Como hei de dar meu voto a quem negocia com bandidos e deixa uma metrópole inteira, 11 milhões de habitantes, dois dias refém do crime? Alguém poderia imaginar que o impossível aconteceria e homens encarcerados haveriam de acuar milhões de cidadãos livres

Frei Betto é escritor, autor, em parceria com Leonardo Boff, de “Mística e Espiritualidade” (Rocco), entre outros livros.

 

Como hei de dar meu voto a quem negocia com bandidos e deixa uma metrópole inteira, 11 milhões de habitantes, dois dias refém do crime? Alguém poderia imaginar que o impossível aconteceria e homens encarcerados haveriam de acuar milhões de cidadãos livres, refugiados em casa pelo medo? Como posso escolher que me governe quem esconde a identidade dos mortos pela polícia e permite que jovens, por serem pobres e estarem na rua, sejam alvos da sanha assassina de policiais irresponsáveis?

 

Como posso dar meu voto para ocupar o poder a quem abusa dos meus impostos e permite que um avião comprado com recursos públicos transporte advogados mancomunados com o crime até o cárcere onde os prisioneiros decidem o destino de uma cidade? Onde estão os serviços de inteligência da polícia, as ações preventivas, os cuidados para a recuperação dos que infringem a lei? E quem me convence que os mortos sem antecedentes criminais de fato atacaram dependências policiais antes de serem alvejados?

 

Como dar meu voto a quem trata movimentos populares com repressão e criminaliza os que defendem a reforma agrária? E a quem considera justo o caixa dois e negocia funções públicas em troca de alianças políticas espúrias?

 

Não posso votar em quem qualifica de populistas os ventos democráticos populares que sopram na América do Sul, bafejando os países da região de soberania e independência. Nem a quem torce o nariz preconceituoso diante de operários e indígenas eleitos democraticamente presidentes pela vontade do povo.

 

Como dar meu voto a quem se alia aos remanescentes da ditadura militar, que escutaram silentes os gritos ressoados das câmaras de torturas e o choro incontido das famílias de mortos e desaparecidos? Não posso votar em sorrisos falsos, em partidos cujos candidatos são decididos por meia dúzia de caciques reunidos em torno de vinhos caros, em coligações que se armaram para evitar o estatuto do desarmamento. Nem naqueles que promoveram a privatização do patrimônio público e repassaram recursos acumulados por nossos tributos para empresas estrangeiras comprarem o que pertencia à nação.
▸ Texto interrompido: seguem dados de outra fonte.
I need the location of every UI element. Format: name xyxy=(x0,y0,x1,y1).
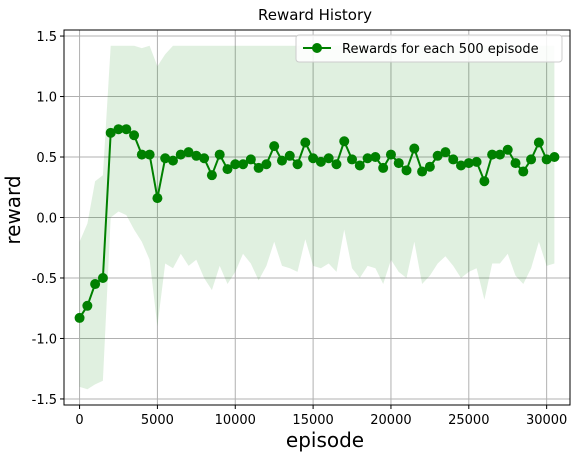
data-point xyxy=(129,130,140,141)
data-point xyxy=(526,154,537,165)
data-point xyxy=(385,149,396,160)
data-point xyxy=(510,158,521,169)
data-point xyxy=(448,154,459,165)
data-point xyxy=(230,159,241,170)
data-point xyxy=(432,150,443,161)
data-point xyxy=(300,137,311,148)
data-point xyxy=(463,158,474,169)
data-point xyxy=(549,152,560,163)
data-point xyxy=(494,149,505,160)
data-point xyxy=(393,158,404,169)
legend-marker-sample xyxy=(312,43,322,53)
y-tick-label: 1.0 xyxy=(36,91,57,106)
data-point xyxy=(518,166,529,177)
data-point xyxy=(424,161,435,172)
data-point xyxy=(347,154,358,165)
series-points xyxy=(74,124,560,323)
y-tick-label: 0.5 xyxy=(36,151,57,166)
data-point xyxy=(533,137,544,148)
legend-entry-label: Rewards for each 500 episode xyxy=(342,42,539,57)
data-point xyxy=(175,149,186,160)
data-point xyxy=(315,156,326,167)
y-axis-label: reward xyxy=(1,175,25,244)
data-point xyxy=(74,312,85,323)
data-point xyxy=(409,143,420,154)
data-point xyxy=(276,155,287,166)
data-point xyxy=(401,165,412,176)
x-tick-label: 20000 xyxy=(370,413,411,428)
data-point xyxy=(323,153,334,164)
data-point xyxy=(82,300,93,311)
y-tick-label: -1.0 xyxy=(32,332,57,347)
chart-title: Reward History xyxy=(258,6,372,24)
data-point xyxy=(440,147,451,158)
y-tick-label: -1.5 xyxy=(32,393,57,408)
y-tick-label: 0.0 xyxy=(36,212,57,227)
reward-band xyxy=(79,45,555,390)
data-point xyxy=(354,160,365,171)
x-axis: 0 5000 10000 15000 20000 25000 30000 xyxy=(75,405,567,428)
data-point xyxy=(308,153,319,164)
data-point xyxy=(261,159,272,170)
data-point xyxy=(206,170,217,181)
data-point xyxy=(417,166,428,177)
data-point xyxy=(292,159,303,170)
x-tick-label: 25000 xyxy=(448,413,489,428)
data-point xyxy=(136,149,147,160)
data-point xyxy=(183,147,194,158)
data-point xyxy=(456,160,467,171)
data-point xyxy=(167,155,178,166)
x-tick-label: 15000 xyxy=(292,413,333,428)
data-point xyxy=(487,149,498,160)
data-point xyxy=(144,149,155,160)
data-point xyxy=(105,127,116,138)
data-point xyxy=(113,124,124,135)
y-axis: -1.5 -1.0 -0.5 0.0 0.5 1.0 1.5 xyxy=(32,30,64,408)
data-point xyxy=(339,136,350,147)
legend-box xyxy=(295,34,563,63)
data-point xyxy=(121,124,132,135)
data-point xyxy=(541,154,552,165)
y-tick-label: -0.5 xyxy=(32,272,57,287)
data-point xyxy=(238,159,249,170)
data-point xyxy=(152,193,163,204)
data-point xyxy=(331,159,342,170)
data-point xyxy=(245,154,256,165)
data-point xyxy=(502,144,513,155)
data-point xyxy=(378,162,389,173)
legend: Rewards for each 500 episode xyxy=(295,34,563,63)
x-tick-label: 5000 xyxy=(141,413,174,428)
data-point xyxy=(97,272,108,283)
data-point xyxy=(199,153,210,164)
data-point xyxy=(191,150,202,161)
data-point xyxy=(471,156,482,167)
data-point xyxy=(362,153,373,164)
x-tick-label: 0 xyxy=(75,413,83,428)
x-tick-label: 30000 xyxy=(526,413,567,428)
data-point xyxy=(222,164,233,175)
x-tick-label: 10000 xyxy=(215,413,256,428)
data-point xyxy=(90,279,101,290)
data-point xyxy=(479,176,490,187)
data-point xyxy=(269,141,280,152)
data-point xyxy=(160,153,171,164)
data-point xyxy=(284,150,295,161)
data-point xyxy=(370,152,381,163)
data-point xyxy=(253,162,264,173)
x-axis-label: episode xyxy=(286,428,364,452)
y-tick-label: 1.5 xyxy=(36,30,57,45)
data-point xyxy=(214,149,225,160)
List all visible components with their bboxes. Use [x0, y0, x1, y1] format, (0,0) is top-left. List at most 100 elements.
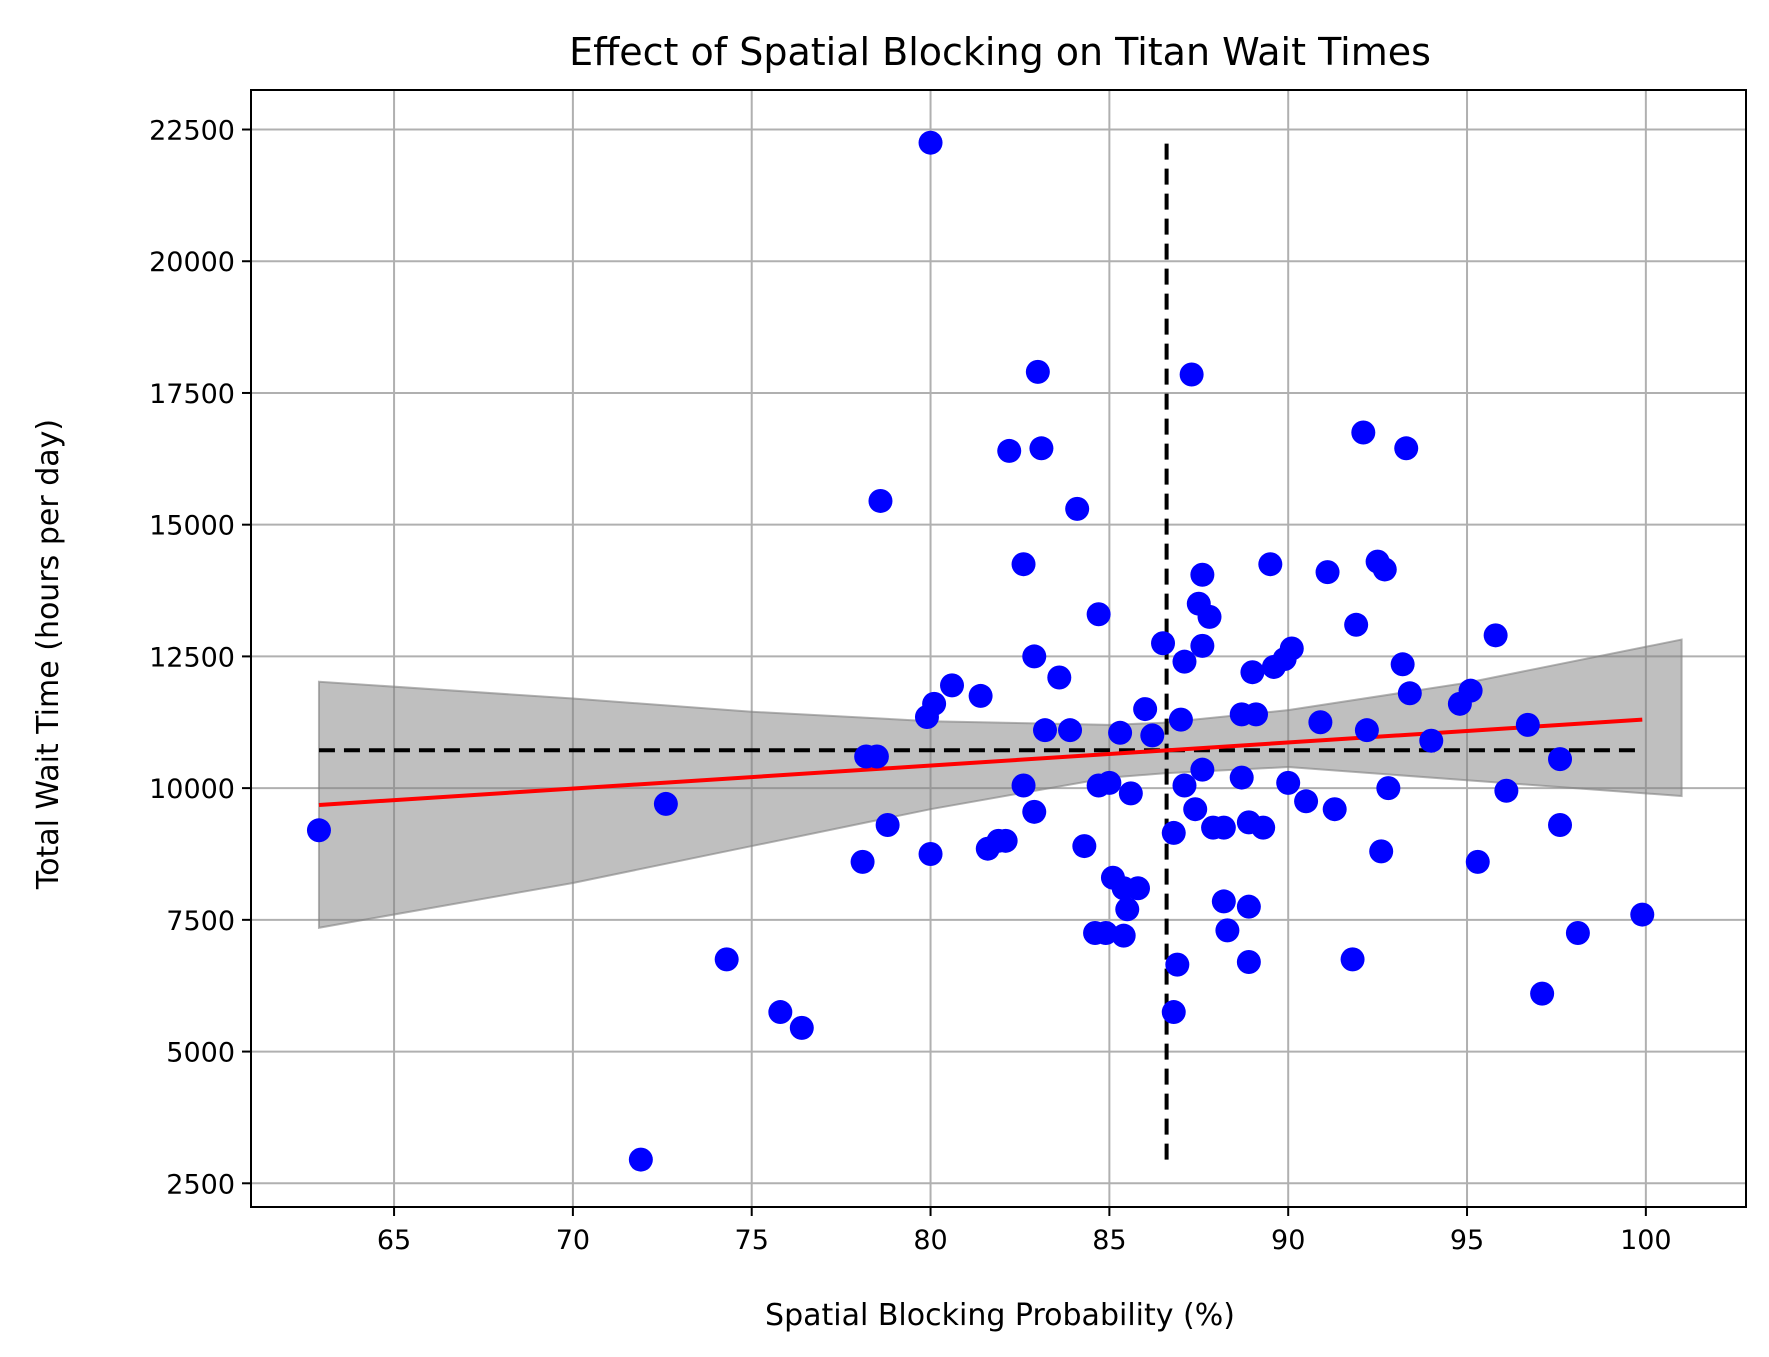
data-point-13	[918, 130, 943, 155]
y-axis-label: Total Wait Time (hours per day)	[31, 419, 66, 890]
data-point-89	[1390, 652, 1415, 677]
chart-title: Effect of Spatial Blocking on Titan Wait…	[569, 30, 1431, 74]
data-point-94	[1458, 678, 1483, 703]
data-point-36	[1097, 770, 1122, 795]
data-point-62	[1211, 815, 1236, 840]
y-tick-label-8: 22500	[149, 116, 235, 147]
data-point-29	[1058, 718, 1083, 743]
data-point-69	[1240, 660, 1265, 685]
data-points	[306, 130, 1655, 1172]
data-point-78	[1308, 710, 1333, 735]
data-point-12	[918, 841, 943, 866]
x-axis-label: Spatial Blocking Probability (%)	[765, 1298, 1235, 1333]
data-point-95	[1465, 849, 1490, 874]
data-point-99	[1530, 981, 1555, 1006]
y-tick-label-6: 17500	[149, 379, 235, 410]
data-point-58	[1190, 562, 1215, 587]
data-point-50	[1168, 707, 1193, 732]
data-point-88	[1376, 776, 1401, 801]
data-point-33	[1086, 602, 1111, 627]
data-point-20	[997, 438, 1022, 463]
data-point-5	[789, 1015, 814, 1040]
data-point-49	[1165, 952, 1190, 977]
data-point-70	[1244, 702, 1269, 727]
y-tick-label-5: 15000	[149, 511, 235, 542]
data-point-71	[1251, 815, 1276, 840]
y-tick-label-1: 5000	[166, 1038, 235, 1069]
data-point-53	[1179, 362, 1204, 387]
data-point-63	[1215, 918, 1240, 943]
data-point-6	[850, 849, 875, 874]
y-tick-label-7: 20000	[149, 247, 235, 278]
data-point-10	[875, 813, 900, 838]
x-tick-label-3: 80	[913, 1225, 947, 1256]
data-point-44	[1133, 697, 1158, 722]
data-point-67	[1236, 949, 1261, 974]
data-point-97	[1494, 778, 1519, 803]
data-point-40	[1111, 923, 1136, 948]
data-point-83	[1351, 420, 1376, 445]
data-point-16	[968, 683, 993, 708]
data-point-26	[1029, 436, 1054, 461]
data-point-4	[768, 1000, 793, 1025]
data-point-31	[1072, 834, 1097, 859]
data-point-56	[1190, 757, 1215, 782]
y-axis-ticks: 2500 5000 7500 10000 12500 15000 17500 20000 225…	[149, 116, 251, 1200]
x-tick-label-1: 70	[556, 1225, 590, 1256]
x-tick-label-6: 95	[1450, 1225, 1484, 1256]
data-point-43	[1125, 876, 1150, 901]
y-tick-label-3: 10000	[149, 774, 235, 805]
data-point-82	[1344, 612, 1369, 637]
data-point-47	[1161, 1000, 1186, 1025]
data-point-1	[653, 791, 678, 816]
data-point-61	[1211, 889, 1236, 914]
data-point-103	[1630, 902, 1655, 927]
data-point-22	[1011, 552, 1036, 577]
x-tick-label-2: 75	[735, 1225, 769, 1256]
data-point-54	[1183, 797, 1208, 822]
data-point-14	[922, 691, 947, 716]
data-point-101	[1548, 813, 1573, 838]
data-point-38	[1108, 720, 1133, 745]
data-point-102	[1565, 921, 1590, 946]
data-point-0	[306, 818, 331, 843]
data-point-96	[1483, 623, 1508, 648]
x-tick-label-7: 100	[1620, 1225, 1672, 1256]
data-point-30	[1065, 496, 1090, 521]
data-point-68	[1236, 894, 1261, 919]
data-point-98	[1515, 712, 1540, 737]
data-point-28	[1047, 665, 1072, 690]
data-point-3	[714, 947, 739, 972]
data-point-35	[1093, 921, 1118, 946]
data-point-80	[1322, 797, 1347, 822]
data-point-100	[1548, 747, 1573, 772]
data-point-91	[1397, 681, 1422, 706]
data-point-21	[1011, 773, 1036, 798]
data-point-48	[1161, 820, 1186, 845]
data-point-57	[1190, 633, 1215, 658]
data-point-41	[1115, 897, 1140, 922]
data-point-76	[1279, 636, 1304, 661]
data-point-2	[628, 1147, 653, 1172]
x-axis-ticks: 65 70 75 80 85 90 95 100	[377, 1207, 1672, 1256]
x-tick-label-0: 65	[377, 1225, 411, 1256]
data-point-15	[940, 673, 965, 698]
data-point-9	[868, 488, 893, 513]
data-point-72	[1258, 552, 1283, 577]
data-point-8	[864, 744, 889, 769]
data-point-81	[1340, 947, 1365, 972]
plot-frame	[250, 89, 1747, 1208]
data-point-75	[1276, 770, 1301, 795]
data-point-84	[1354, 718, 1379, 743]
y-tick-label-2: 7500	[166, 906, 235, 937]
data-point-27	[1032, 718, 1057, 743]
data-point-87	[1372, 557, 1397, 582]
data-point-59	[1197, 604, 1222, 629]
data-point-92	[1419, 728, 1444, 753]
data-point-19	[993, 828, 1018, 853]
data-point-77	[1294, 789, 1319, 814]
data-point-64	[1229, 765, 1254, 790]
data-point-90	[1394, 436, 1419, 461]
data-point-46	[1151, 631, 1176, 656]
Não hei de dar meu voto a deputados que faltaram com a ética, o decoro público, financiados por dinheiro escuso ou envolvidos em máfias de sanguessugas. Nem aos que jamais foram vistos entre os pobres, participando de movimentos populares e apoiando a defesa intransigente dos direitos humanos.

 

Também não hei de atirar meu voto na lata de lixo, no esgoto das amarguras cívicas, na latrina das decepções ideológicas, subtraindo-o da soma de votos atraídos por discursos demagógicos e sofisticadas campanhas destinadas a eleger e reeleger corruptos, alpinistas eleitorais, nepotistas e oportunistas. Hei de valorizar essa ferramenta democrática capaz de alçar ao poder público homens e mulheres sensíveis à exigência histórica de promover reformas na estrutura social brasileira, em especial na fundiária e na tributária.

 

Não deixarei que meu voto seja tragado pelo pessimismo, pela desmotivação política, pelo desalento que desafoga a emoção e encurrala a razão, cegando-a frente ao futuro. E não farei de meu voto um mero jogo digital de quem escolhe uma possibilidade de vitória. Pesquisarei cada um dos candidatos, levantarei sua vida pregressa, exigirei compromissos daqueles que de mim se acercarem. Darei passos para cobrir a ponte que separa a democracia representativa da democracia participativa.

 

Bem dizia Montesquieu, “para que não se possa abusar do poder é preciso que, pela disposição das coisas, o poder freie o poder.” E o único poder capaz de frear o poder do Estado é esse que brota da sociedade civil organizada e mobilizada, do voto consciente e conseqüente, da cidadania que valoriza as eleições e a escolhas que elas implicam.

 

Hei de dar meu voto ao fim da desigualdade social, à reforma de nossas estruturas fundiárias, à redução dos juros, à melhoria da educação e da saúde, à política de segurança pública e combate ao desemprego, à integração da América Latina e à globalização da solidariedade.